Nel Parlamento Italiano di nuova elezione si costituirono, sia alla Camera che al Senato, i Gruppi parlamentari per l’unione europea che collaborarono in modo stretto e proficuo con De Gasperi e il suo Governo. “Essi contribuivano, infatti, con la loro attività, a dif ondere l’idea federalista, battendosi costantemente per l’unificazione politica dell’Europa e per la convocazione della Costituente europea e af iancando il governo nella sua battaglia a favore di un’Europa politicamente unita. Tra il 1948 e il 1954, i Gruppi - particolarmente coesi anche perchè ormai cementati da una pratica di azione e riflessione comune, in un susseguirsi di contatti personali, riunioni allargate, fitta corrispondenza - presentavano alla Camera e al Senato numerosi ordini del giorno e mozioni federaliste che, approvati a larga maggioranza, scandivano i dibattiti di politica estera di quegli anni.”.

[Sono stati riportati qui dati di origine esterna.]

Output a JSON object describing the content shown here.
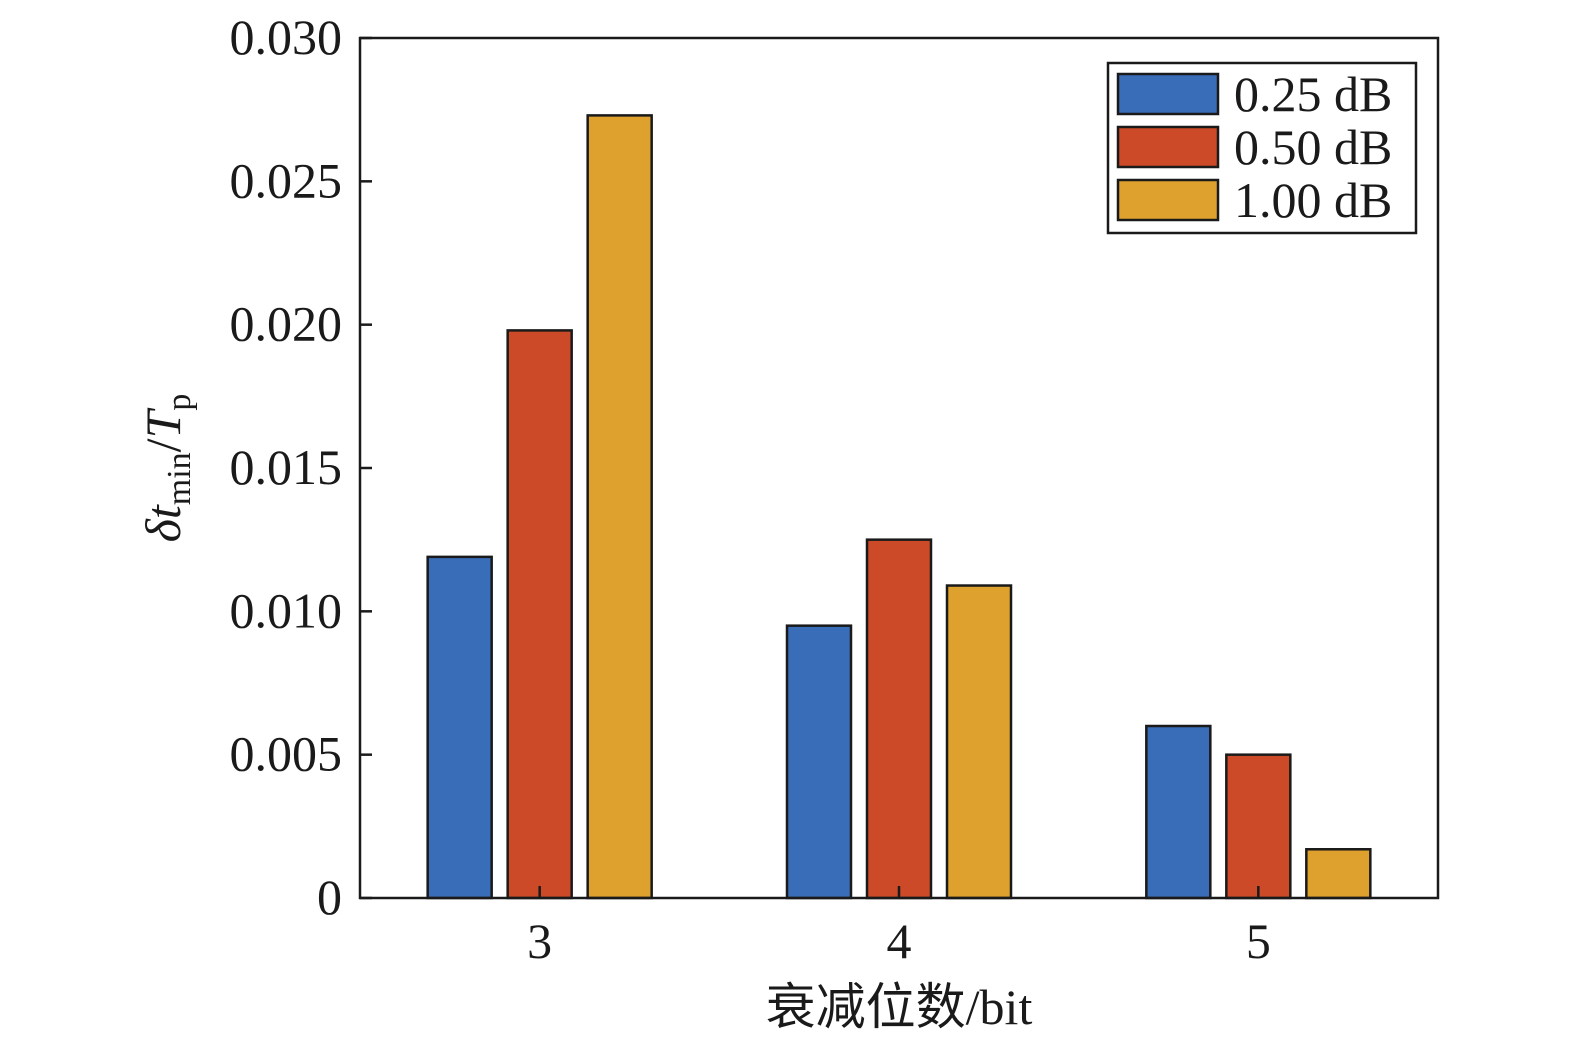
{
  "chart_data": {
    "type": "bar",
    "xlabel": "衰减位数/bit",
    "ylabel": "δt_min/T_p",
    "ylabel_parts": {
      "delta": "δ",
      "t": "t",
      "sub1": "min",
      "slash": "/",
      "T": "T",
      "sub2": "p"
    },
    "categories": [
      "3",
      "4",
      "5"
    ],
    "ylim": [
      0,
      0.03
    ],
    "yticks": [
      0,
      0.005,
      0.01,
      0.015,
      0.02,
      0.025,
      0.03
    ],
    "ytick_labels": [
      "0",
      "0.005",
      "0.010",
      "0.015",
      "0.020",
      "0.025",
      "0.030"
    ],
    "series": [
      {
        "name": "0.25 dB",
        "color": "#3a6db8",
        "values": [
          0.0119,
          0.0095,
          0.006
        ]
      },
      {
        "name": "0.50 dB",
        "color": "#cc4a27",
        "values": [
          0.0198,
          0.0125,
          0.005
        ]
      },
      {
        "name": "1.00 dB",
        "color": "#dea12e",
        "values": [
          0.0273,
          0.0109,
          0.0017
        ]
      }
    ],
    "legend_position": "top-right",
    "grid": false
  }
}
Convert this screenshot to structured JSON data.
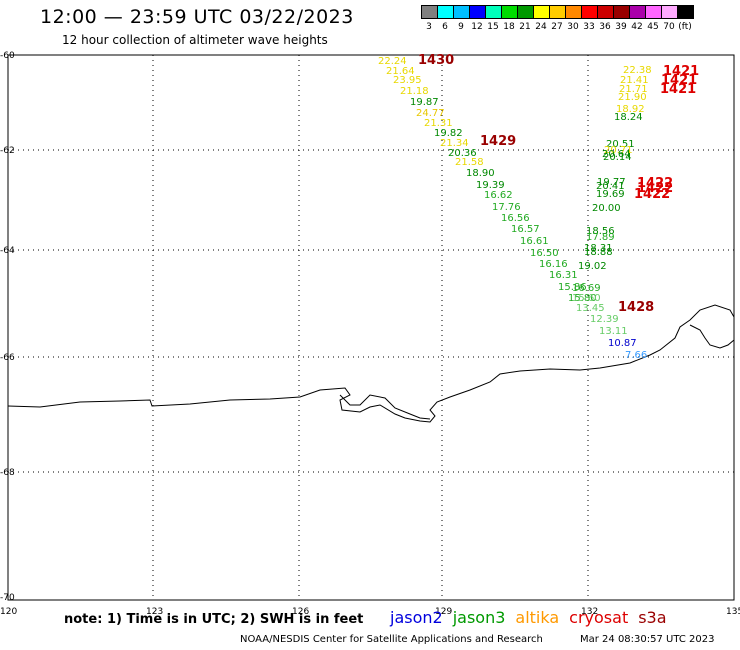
{
  "title": "12:00 — 23:59 UTC 03/22/2023",
  "subtitle": "12 hour collection of altimeter wave heights",
  "colorbar": {
    "colors": [
      "#808080",
      "#00ffff",
      "#00bfff",
      "#0000ff",
      "#00ffbb",
      "#00dd00",
      "#009900",
      "#ffff00",
      "#ffcc00",
      "#ff8800",
      "#ff0000",
      "#cc0000",
      "#990000",
      "#aa00aa",
      "#ff66ff",
      "#ffaaff",
      "#000000"
    ],
    "labels": [
      "3",
      "6",
      "9",
      "12",
      "15",
      "18",
      "21",
      "24",
      "27",
      "30",
      "33",
      "36",
      "39",
      "42",
      "45",
      "70",
      "(ft)"
    ]
  },
  "axes": {
    "lat_labels": [
      "-60",
      "-62",
      "-64",
      "-66",
      "-68",
      "-70"
    ],
    "lon_labels": [
      "120",
      "123",
      "126",
      "129",
      "132",
      "135"
    ]
  },
  "passes": [
    "1430",
    "1429",
    "1428",
    "1421",
    "1421",
    "1421",
    "1422",
    "1422",
    "1422"
  ],
  "note": "note: 1) Time is in UTC; 2) SWH is in feet",
  "legend": {
    "jason2": "jason2",
    "jason3": "jason3",
    "altika": "altika",
    "cryosat": "cryosat",
    "s3a": "s3a",
    "colors": {
      "jason2": "#0000dd",
      "jason3": "#009900",
      "altika": "#ff9900",
      "cryosat": "#dd0000",
      "s3a": "#990000"
    }
  },
  "credit": "NOAA/NESDIS Center for Satellite Applications and Research",
  "timestamp": "Mar 24 08:30:57 UTC 2023",
  "track_a": [
    {
      "v": "22.24",
      "c": "#e8d800"
    },
    {
      "v": "21.64",
      "c": "#e8d800"
    },
    {
      "v": "23.95",
      "c": "#e8d800"
    },
    {
      "v": "21.18",
      "c": "#e8d800"
    },
    {
      "v": "19.87",
      "c": "#008800"
    },
    {
      "v": "24.77",
      "c": "#e8c800"
    },
    {
      "v": "21.31",
      "c": "#e8d800"
    },
    {
      "v": "19.82",
      "c": "#008800"
    },
    {
      "v": "21.34",
      "c": "#e8d800"
    },
    {
      "v": "20.36",
      "c": "#008800"
    },
    {
      "v": "21.58",
      "c": "#e8d800"
    },
    {
      "v": "18.90",
      "c": "#008800"
    },
    {
      "v": "19.39",
      "c": "#008800"
    },
    {
      "v": "16.62",
      "c": "#22aa22"
    },
    {
      "v": "17.76",
      "c": "#22aa22"
    },
    {
      "v": "16.56",
      "c": "#22aa22"
    },
    {
      "v": "16.57",
      "c": "#22aa22"
    },
    {
      "v": "16.61",
      "c": "#22aa22"
    },
    {
      "v": "16.50",
      "c": "#22aa22"
    },
    {
      "v": "16.16",
      "c": "#22aa22"
    },
    {
      "v": "16.31",
      "c": "#22aa22"
    },
    {
      "v": "15.86",
      "c": "#22aa22"
    },
    {
      "v": "15.80",
      "c": "#22aa22"
    }
  ],
  "track_b": [
    {
      "v": "22.38",
      "c": "#e8d800"
    },
    {
      "v": "21.41",
      "c": "#e8d800"
    },
    {
      "v": "21.71",
      "c": "#e8d800"
    },
    {
      "v": "21.90",
      "c": "#e8d800"
    },
    {
      "v": "18.92",
      "c": "#e8d800"
    },
    {
      "v": "18.24",
      "c": "#008800"
    },
    {
      "v": "20.51",
      "c": "#008800"
    },
    {
      "v": "20.71",
      "c": "#e8d800"
    },
    {
      "v": "20.64",
      "c": "#008800"
    },
    {
      "v": "20.14",
      "c": "#008800"
    },
    {
      "v": "19.77",
      "c": "#008800"
    },
    {
      "v": "20.41",
      "c": "#008800"
    },
    {
      "v": "19.69",
      "c": "#008800"
    },
    {
      "v": "20.00",
      "c": "#008800"
    },
    {
      "v": "18.56",
      "c": "#008800"
    },
    {
      "v": "17.89",
      "c": "#22aa22"
    },
    {
      "v": "18.31",
      "c": "#008800"
    },
    {
      "v": "18.88",
      "c": "#008800"
    },
    {
      "v": "19.02",
      "c": "#008800"
    },
    {
      "v": "16.69",
      "c": "#22aa22"
    },
    {
      "v": "15.60",
      "c": "#66cc66"
    },
    {
      "v": "13.45",
      "c": "#66cc66"
    },
    {
      "v": "12.39",
      "c": "#66cc66"
    },
    {
      "v": "13.11",
      "c": "#66cc66"
    },
    {
      "v": "10.87",
      "c": "#0000cc"
    },
    {
      "v": "7.66",
      "c": "#3399ff"
    }
  ]
}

Si muoveva quindi anche dal Parlamento Italiano, quella spinta europeista in una condivisione di sforzi e di intenti con il MFE - Movimento Federalista Europeo, il progetto politico apartitico fondato a Milano il 27-28 agosto 1943 da Altiero Spinelli e da alcuni antifascisti tra i quali Nicolò Carandini, Ernesto Rossi e Luciano Bolis, che mirava alla creazione di una federazione degli stati d’Europa e che costituiva la sezione italiana dell'Unione dei Federalisti Europei e del World Federalist Movement, fondati entrambi nel 1947.

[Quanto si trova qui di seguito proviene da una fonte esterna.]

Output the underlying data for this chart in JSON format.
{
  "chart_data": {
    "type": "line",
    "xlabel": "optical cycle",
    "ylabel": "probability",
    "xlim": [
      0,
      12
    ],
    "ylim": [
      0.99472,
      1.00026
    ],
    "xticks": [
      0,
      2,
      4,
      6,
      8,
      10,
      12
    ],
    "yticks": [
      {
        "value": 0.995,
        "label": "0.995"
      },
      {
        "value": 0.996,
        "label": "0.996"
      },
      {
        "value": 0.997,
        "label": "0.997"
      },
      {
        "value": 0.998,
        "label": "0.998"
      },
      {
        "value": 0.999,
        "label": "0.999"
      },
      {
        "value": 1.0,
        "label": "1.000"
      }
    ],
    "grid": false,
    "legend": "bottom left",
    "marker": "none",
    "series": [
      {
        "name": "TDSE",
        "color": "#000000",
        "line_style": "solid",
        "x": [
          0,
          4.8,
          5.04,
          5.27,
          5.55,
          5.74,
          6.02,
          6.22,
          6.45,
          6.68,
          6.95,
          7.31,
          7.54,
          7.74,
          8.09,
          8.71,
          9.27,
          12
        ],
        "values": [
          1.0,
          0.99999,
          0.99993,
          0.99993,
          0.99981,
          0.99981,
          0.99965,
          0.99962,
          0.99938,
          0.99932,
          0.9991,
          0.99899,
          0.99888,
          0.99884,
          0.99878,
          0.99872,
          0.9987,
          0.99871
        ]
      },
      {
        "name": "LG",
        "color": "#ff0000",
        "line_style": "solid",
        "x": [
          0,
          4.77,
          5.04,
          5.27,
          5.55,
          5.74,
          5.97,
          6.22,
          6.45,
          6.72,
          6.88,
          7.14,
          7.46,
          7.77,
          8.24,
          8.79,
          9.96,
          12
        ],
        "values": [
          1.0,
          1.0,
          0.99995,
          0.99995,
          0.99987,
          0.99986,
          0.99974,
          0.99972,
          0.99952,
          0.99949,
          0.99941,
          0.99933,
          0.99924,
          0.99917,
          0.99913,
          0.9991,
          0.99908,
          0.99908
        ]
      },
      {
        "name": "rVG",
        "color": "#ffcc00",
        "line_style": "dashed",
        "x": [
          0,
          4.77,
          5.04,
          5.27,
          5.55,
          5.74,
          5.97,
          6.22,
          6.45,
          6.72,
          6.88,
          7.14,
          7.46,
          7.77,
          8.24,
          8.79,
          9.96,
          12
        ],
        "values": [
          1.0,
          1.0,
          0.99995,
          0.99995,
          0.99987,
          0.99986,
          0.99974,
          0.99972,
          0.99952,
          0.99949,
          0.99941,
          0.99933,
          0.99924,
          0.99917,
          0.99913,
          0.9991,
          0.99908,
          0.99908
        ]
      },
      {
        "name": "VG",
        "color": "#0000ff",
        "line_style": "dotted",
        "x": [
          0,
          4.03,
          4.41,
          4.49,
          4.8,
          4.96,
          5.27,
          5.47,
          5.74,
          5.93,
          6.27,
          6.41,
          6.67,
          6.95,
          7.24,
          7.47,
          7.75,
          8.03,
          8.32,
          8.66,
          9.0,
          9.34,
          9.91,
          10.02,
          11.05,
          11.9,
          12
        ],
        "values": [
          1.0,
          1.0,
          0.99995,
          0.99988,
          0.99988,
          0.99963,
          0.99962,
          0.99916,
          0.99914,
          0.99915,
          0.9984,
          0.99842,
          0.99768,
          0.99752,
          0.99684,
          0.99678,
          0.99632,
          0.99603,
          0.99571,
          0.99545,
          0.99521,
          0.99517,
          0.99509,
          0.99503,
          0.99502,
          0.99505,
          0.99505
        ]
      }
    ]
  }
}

Scriveva De Gasperi a Duncan Sandys, presidente del Movimento europeo nel dicembre 1948: “Caro Signor Sandys, sono lieto di poterLe comunicare la costituzione del Consiglio Italiano del Movimento Europeo. La costituzione è avvenuta, assumendone l’iniziativa i due gruppi parlamentari per l’Unione Europea del Senato e della Camera dei Deputati e con la partecipazione del Movimento Federalista Europeo e di personalità della vita culturale e delle organizzazioni sindacali ... mentre formulo per Lei e i Suoi cari i migliori voti di prosperità, auguro successo al nostro comune lavoro per l’intesa europea e la pace mondiale. Possano i nostri amici, e quelli in particolare che il Movimento Europeo oggi collega, sempre meglio comprendere quale valore possa e debba avere una più ampia e profonda partecipazione italiana a quella attività riflessa, ma di cui si avverte il portarsi in primo piano, che va dalla Assemblea Europea allo scopo finale dell’Unione d’Europa!” (Lettera di Alcide De Gasperi a Duncan Sandys del 22/12/1948 ).

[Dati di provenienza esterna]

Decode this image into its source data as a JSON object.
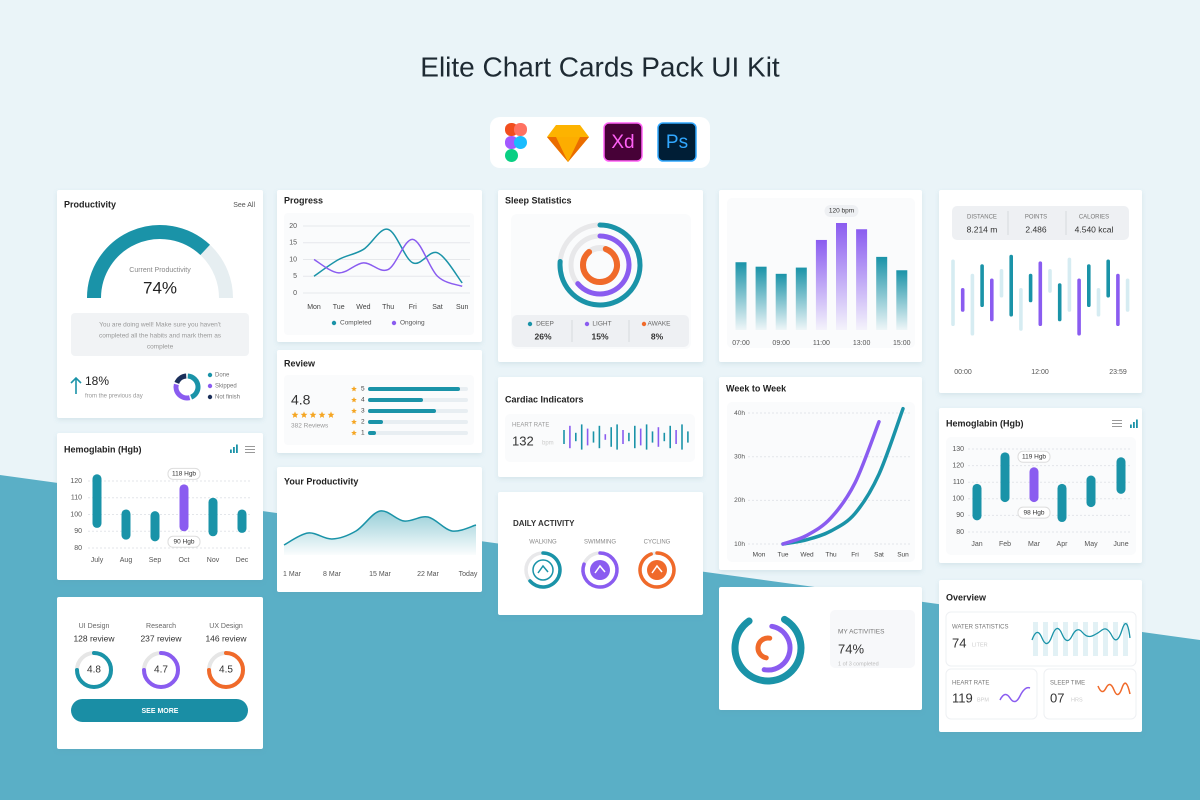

Sul piano internazionale si andava rafforzando inoltre la collaborazione politica, economica e strategica tra Francia, Gran Bretagna e Stati Uniti con la volontà di ragionare sulle modalità di far entrare la Germania occidentale nella compagine europea e soprattutto di come proteggere la nuova visione d’unità che stava prendendo forma.

Gli americani, in modo dichiarato, stavano investendo tempo e risorse in questo progetto diplomatico ma che si rafforzava ulteriormente dal favore riscosso anche delle popolazioni, come si è visto per le elezioni italiane. Anche per l’Italia la strada sembrava ormai tracciata verso l’Europa unita.